THE BROTHER'S GRUNT said:
			
		

> *Cool site but you have to worry about shill bidding.  Have you ever seen some of the prices on them seeds? I can remember seeing 10 seeds on there going for over $1,000.  Now that is just crazy and stupid. *


yup for something is not 100% sure


----------



## karmacat (Apr 29, 2008)

THE BROTHER'S GRUNT said:
			
		

> * I can remember seeing 10 seeds on there going for over $1,000.   Now that is just crazy and stupid. *



WOW thats a lot of money for 10 seeds


----------



## Fadeux (Apr 29, 2008)

THE BROTHER'S GRUNT said:
			
		

> *Cool site but you have to worry about shill bidding.   Have you ever seen some of the prices on them seeds? I can remember seeing 10 seeds on there going for over $1,000.   Now that is just crazy and stupid. *



Stupid question, but I have to ask, whats a shill? Pretty sure I can get it through context, but i've heard it three times today in relation to seeds, and just would like to know for sure.


----------



## THE BROTHER'S GRUNT (Apr 29, 2008)

*Shill bidding is the act of bidding on your own auction against another bidders in order to raise the price at which your item will eventually sell.  *


----------



## The Hemp Goddess (Apr 30, 2008)

I ordered some Mandala seeds from Seedbay a while back.  No problems whatsoever.  Seeds were delivered in a timely manner  (I can't remember exactly how long it took, just that it wasn't so long I got irritated).


----------



## LaserKittensGoPewPew (Apr 30, 2008)

dude... seedbay kicks ***. Definitely NOT shady at all. It's run by Gypsy (the dude who also runs seedboutique). I've ordered probably 20 times now and received every single order no problem plus freebies.


----------



## Pothead420 (May 1, 2008)

The Hemp Goddess said:
			
		

> I ordered some Mandala seeds from Seedbay a while back. No problems whatsoever. Seeds were delivered in a timely manner (I can't remember exactly how long it took, just that it wasn't so long I got irritated).

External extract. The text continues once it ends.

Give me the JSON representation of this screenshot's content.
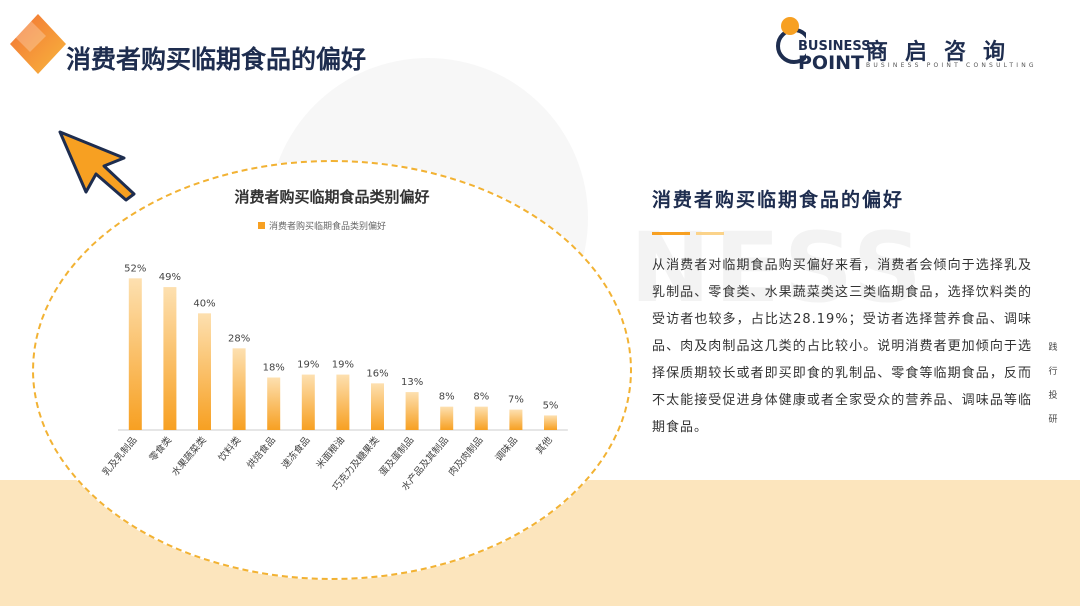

did they come in breeders packs


----------



## Codybear (May 2, 2008)

now i gotta ask, what is a breeders pack???


----------



## Hick (May 2, 2008)

a package packaged "by the breeder" of the strain. It is one means of sorting out the .."knockoffs".. or seeds made from plants grown from 'breeders' packs/seeds. 
In essence, 'stealing' another grower/breeders work. 
e.g. ... I buy a pack of ak-47 seeds from..."Sensi" seeds. They come in a 'breeders" pack. I grow those plants out, pollinate a fem, and "market" those seeds on seedbay as ak-47. Which essentially, they ARE. But they are f2's,, less likely to produce absolute "stable" plants.. IMo..


----------